Based on his comments it’s likely he wasn’t even testing balls that went 4’ by the hole. He said in his match against Mark Crossfield that for balls going “at a very high speed” “like 4 to 5 feet beyond the hole” it’s better to leave it in.





Erik,


The study has a column for balls that are still bouncing in the air...I doubt they would be stopping 4' - 5' by the hole...do you think that's what he meant? I have no idea what comments about a Mark Crossfield match you're talking about...

Erik J. Barzeski

  • Karma: +1/-0
Re: Have you left the flag in?
« Reply #299 on: February 06, 2019, 03:24:38 PM »
The study has a column for balls that are still bouncing in the air...I doubt they would be stopping 4' - 5' by the hole...do you think that's what he meant?
Those are balls that, when they hit the back of the hole, hit a little below the equator but still go in 81% of the time. They made 0% of the putts at that speed on the "grazing the flagstick" line (with or without the flagstick) and made 7% more on that speed "touching" the flagstick (how scientific!) with the flagstick in.

I have no idea what comments about a Mark Crossfield match you're talking about...
But you were sure they were "unrelated" comments earlier.

Again, I don't know what you want here, Jim. The current data suggests that the majority of the time, when the ball is rolling at a speed that would put it > 3' by the hole, the flagstick helps. So, my recommendations reflect that. There also appears to be a narrow window of just the right combo of speed and line when the flagstick being in hurts, but I believe the data shows that's more than made up for by the situations (combinations of speed/line) where the flagstick helps.

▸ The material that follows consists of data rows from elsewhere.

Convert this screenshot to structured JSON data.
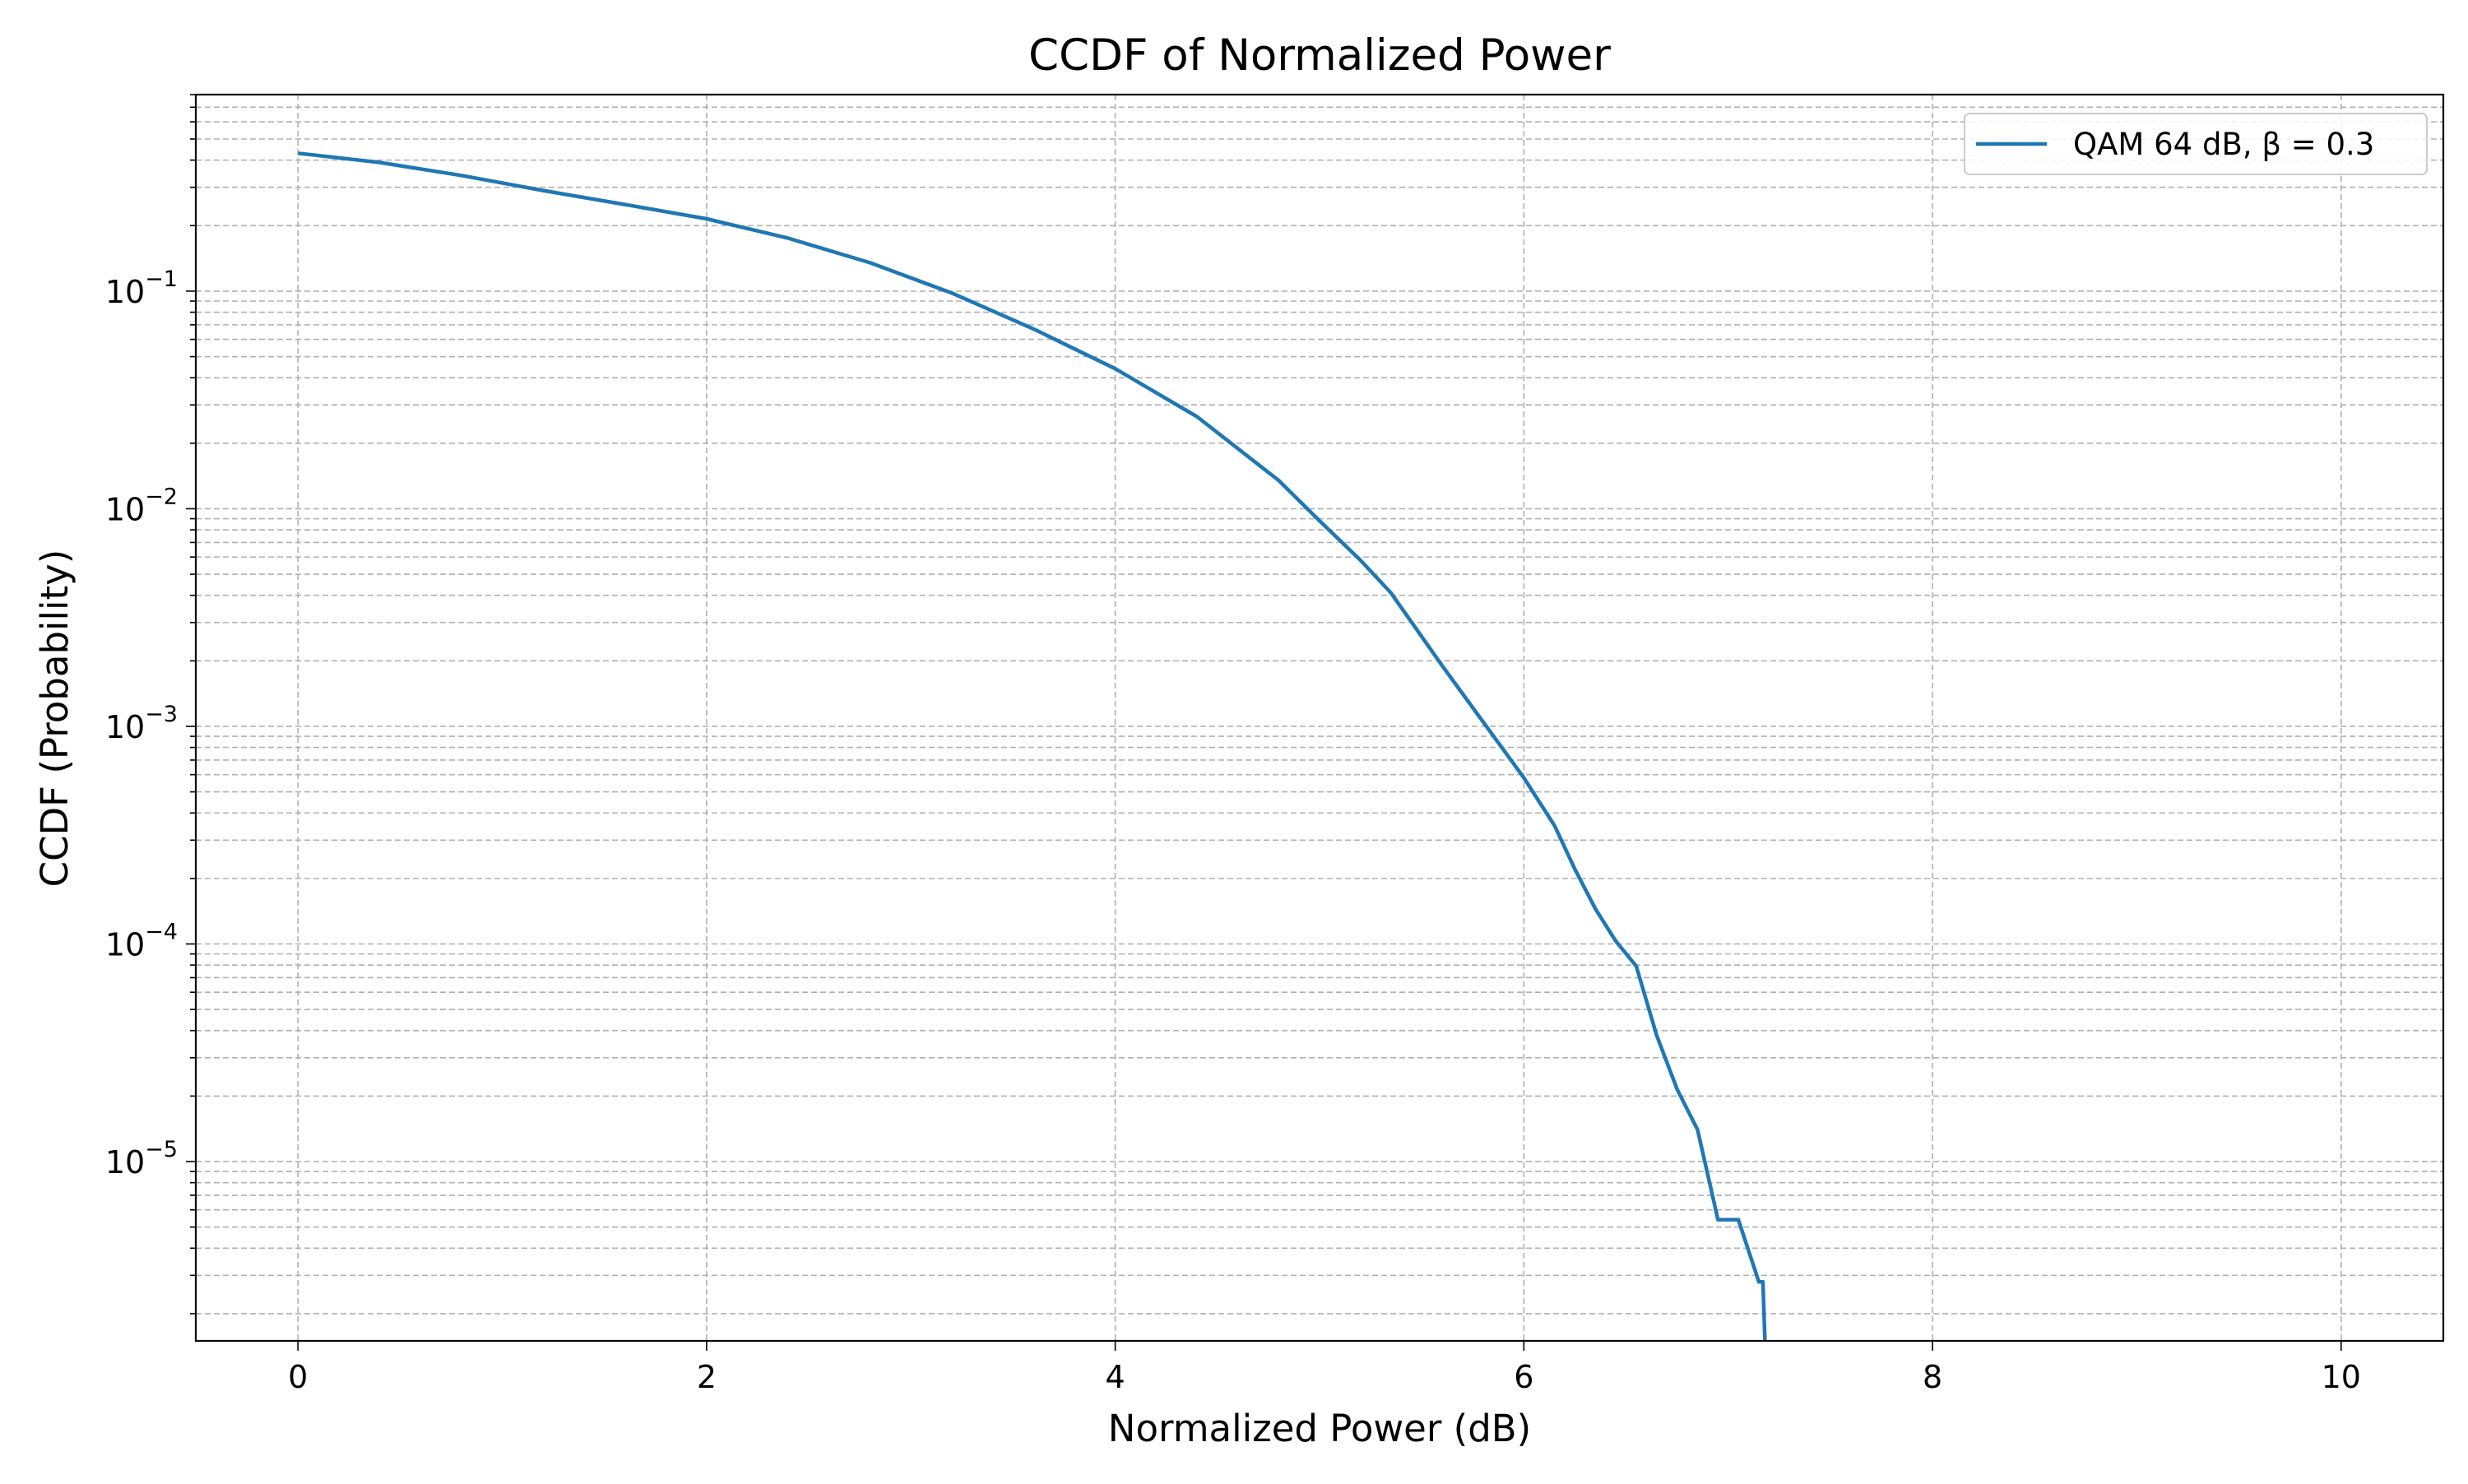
{
  "chart_data": {
    "type": "line",
    "title": "CCDF of Normalized Power",
    "xlabel": "Normalized Power (dB)",
    "ylabel": "CCDF (Probability)",
    "xlim": [
      -0.5,
      10.5
    ],
    "ylim": [
      1.5e-06,
      0.8
    ],
    "yscale": "log",
    "grid": true,
    "grid_minor": true,
    "legend_position": "top-right",
    "x_ticks": [
      0,
      2,
      4,
      6,
      8,
      10
    ],
    "y_ticks": [
      {
        "base": "10",
        "exp": "−1",
        "value": 0.1
      },
      {
        "base": "10",
        "exp": "−2",
        "value": 0.01
      },
      {
        "base": "10",
        "exp": "−3",
        "value": 0.001
      },
      {
        "base": "10",
        "exp": "−4",
        "value": 0.0001
      },
      {
        "base": "10",
        "exp": "−5",
        "value": 1e-05
      }
    ],
    "series": [
      {
        "name": "QAM 64 dB, β = 0.3",
        "color": "#1f77b4",
        "x": [
          0,
          0.4,
          0.8,
          1.2,
          1.6,
          2.0,
          2.4,
          2.8,
          3.2,
          3.6,
          4.0,
          4.4,
          4.8,
          5.0,
          5.2,
          5.35,
          5.6,
          5.8,
          6.0,
          6.15,
          6.25,
          6.35,
          6.45,
          6.55,
          6.65,
          6.75,
          6.85,
          6.95,
          7.05,
          7.15,
          7.17,
          7.18
        ],
        "y": [
          0.43,
          0.39,
          0.34,
          0.29,
          0.25,
          0.215,
          0.175,
          0.135,
          0.098,
          0.067,
          0.044,
          0.0265,
          0.0135,
          0.0088,
          0.0058,
          0.0041,
          0.0019,
          0.00105,
          0.00058,
          0.00035,
          0.00022,
          0.000145,
          0.000103,
          7.9e-05,
          3.8e-05,
          2.15e-05,
          1.4e-05,
          5.4e-06,
          5.4e-06,
          2.8e-06,
          2.8e-06,
          1.5e-06
        ]
      }
    ]
  }
}
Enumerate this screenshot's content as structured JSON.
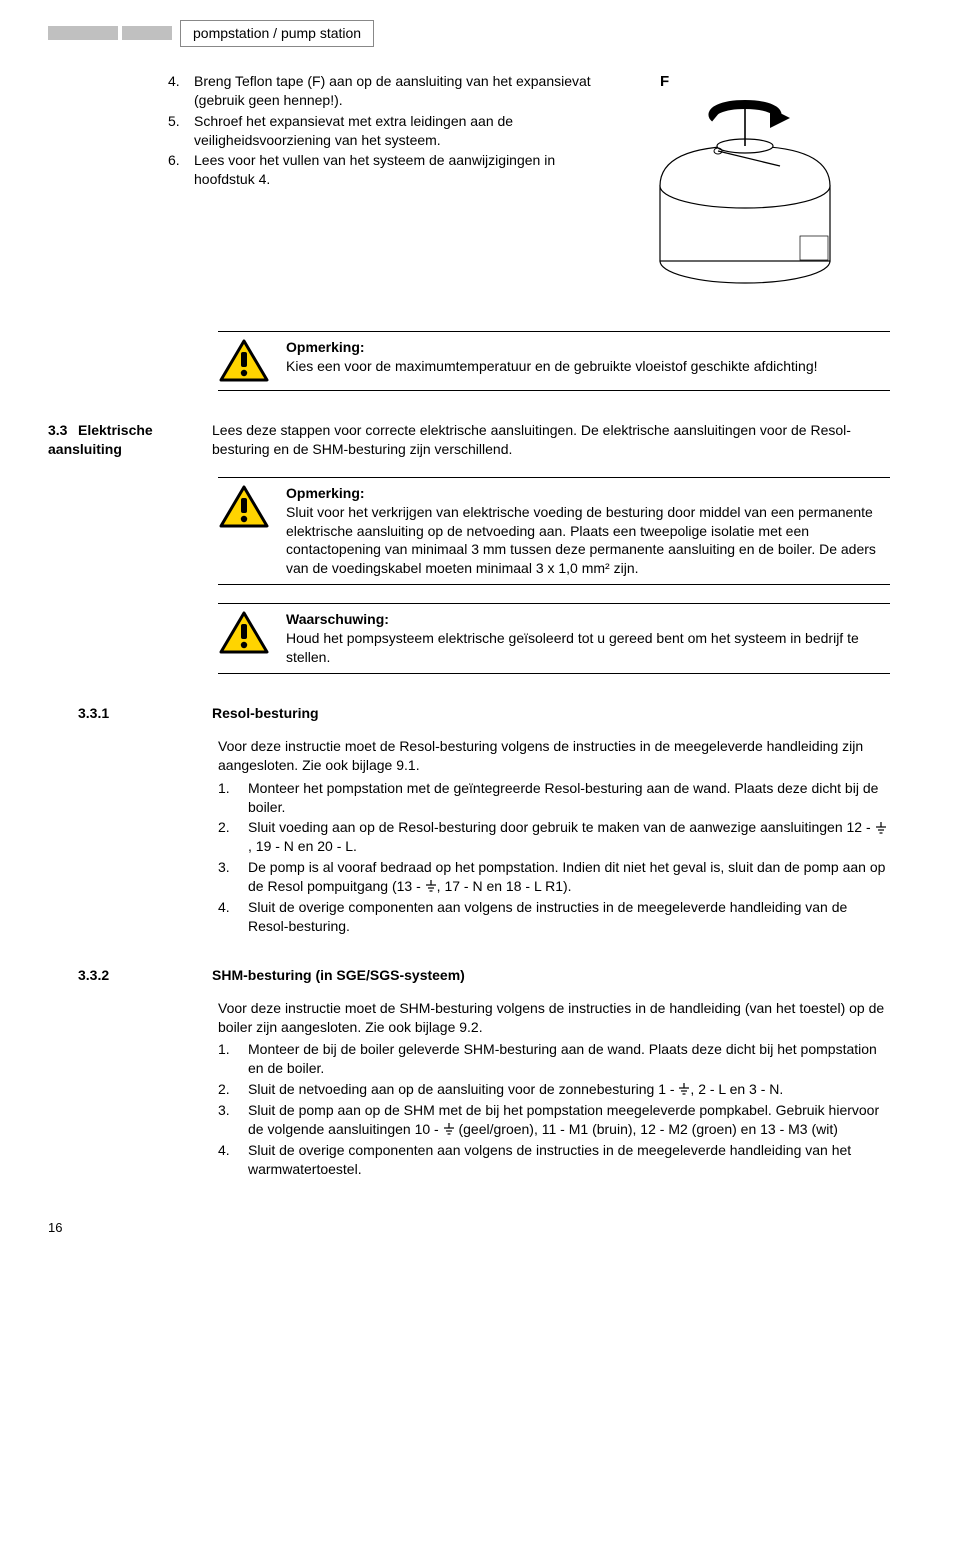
{
  "header": {
    "title": "pompstation / pump station"
  },
  "figure": {
    "label": "F",
    "vessel_body_fill": "#ffffff",
    "vessel_stroke": "#000000",
    "arrow_fill": "#000000"
  },
  "steps": [
    {
      "n": "4.",
      "t": "Breng Teflon tape (F) aan op de aansluiting van het expansievat (gebruik geen hennep!)."
    },
    {
      "n": "5.",
      "t": "Schroef het expansievat met extra leidingen aan de veiligheidsvoorziening van het systeem."
    },
    {
      "n": "6.",
      "t": "Lees voor het vullen van het systeem de aanwijzigingen in hoofdstuk 4."
    }
  ],
  "note1": {
    "title": "Opmerking:",
    "body": "Kies een voor de maximumtemperatuur en de gebruikte vloeistof geschikte afdichting!"
  },
  "section33": {
    "num": "3.3",
    "label": "Elektrische aansluiting",
    "intro": "Lees deze stappen voor correcte elektrische aansluitingen. De elektrische aansluitingen voor de Resol-besturing en de SHM-besturing zijn verschillend."
  },
  "note2": {
    "title": "Opmerking:",
    "body": "Sluit voor het verkrijgen van elektrische voeding de besturing door middel van een permanente elektrische aansluiting op de netvoeding aan. Plaats een tweepolige isolatie met een contactopening van minimaal 3 mm tussen deze permanente aansluiting en de boiler. De aders van de voedingskabel moeten minimaal 3 x 1,0 mm² zijn."
  },
  "note3": {
    "title": "Waarschuwing:",
    "body": "Houd het pompsysteem elektrische geïsoleerd tot u gereed bent om het systeem in bedrijf te stellen."
  },
  "section331": {
    "num": "3.3.1",
    "title": "Resol-besturing",
    "intro": "Voor deze instructie moet de Resol-besturing volgens de instructies in de meegeleverde handleiding zijn aangesloten. Zie ook bijlage 9.1.",
    "items": [
      {
        "n": "1.",
        "t": "Monteer het pompstation met de geïntegreerde Resol-besturing aan de wand. Plaats deze dicht bij de boiler."
      },
      {
        "n": "2.",
        "pre": "Sluit voeding aan op de Resol-besturing door gebruik te maken van de aanwezige aansluitingen 12 - ",
        "mid": ", 19 - N en 20 - L."
      },
      {
        "n": "3.",
        "pre": "De pomp is al vooraf bedraad op het pompstation. Indien dit niet het geval is, sluit dan de pomp aan op de Resol pompuitgang (13 - ",
        "mid": ", 17 - N en 18 - L R1)."
      },
      {
        "n": "4.",
        "t": "Sluit de overige componenten aan volgens de instructies in de meegeleverde handleiding van de Resol-besturing."
      }
    ]
  },
  "section332": {
    "num": "3.3.2",
    "title": "SHM-besturing (in SGE/SGS-systeem)",
    "intro": "Voor deze instructie moet de SHM-besturing volgens de instructies in de handleiding (van het toestel) op de boiler zijn aangesloten. Zie ook bijlage 9.2.",
    "items": [
      {
        "n": "1.",
        "t": "Monteer de bij de boiler geleverde SHM-besturing aan de wand. Plaats deze dicht bij het pompstation en de boiler."
      },
      {
        "n": "2.",
        "pre": "Sluit de netvoeding aan op de aansluiting voor de zonnebesturing 1 - ",
        "mid": ", 2 - L en 3 - N."
      },
      {
        "n": "3.",
        "pre": "Sluit de pomp aan op de SHM met de bij het pompstation meegeleverde pompkabel. Gebruik hiervoor de volgende aansluitingen 10 - ",
        "mid": " (geel/groen), 11 - M1 (bruin), 12 - M2 (groen) en 13 - M3 (wit)"
      },
      {
        "n": "4.",
        "t": "Sluit de overige componenten aan volgens de instructies in de meegeleverde handleiding van het warmwatertoestel."
      }
    ]
  },
  "page_number": "16",
  "icon_colors": {
    "triangle_fill": "#ffd400",
    "triangle_stroke": "#000000"
  }
}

Plotted in a graph of entry point vs. speed, I think you'd see a big green area in the bottom left and through the middle, with some redder areas in between. Kinda like this (I did this REALLY quickly and just for illustrative purposes):



At low speeds where the ball just nicks the stick, it can hurt, but that window is narrow. At higher speeds or closer to the center of the flagstick, the ball is helped. (Not shown: situations where the flagstick isn't even involved, like a putt more than 1.09" off center.)
« Last Edit: February 06, 2019, 03:26:15 PM by Erik J. Barzeski »
Erik J. Barzeski @iacas
Author, Lowest Score Wins, Instructor/Coach, and Lifetime Student of the Game.

I generally ignore Rob, Tim, Garland, and Chris.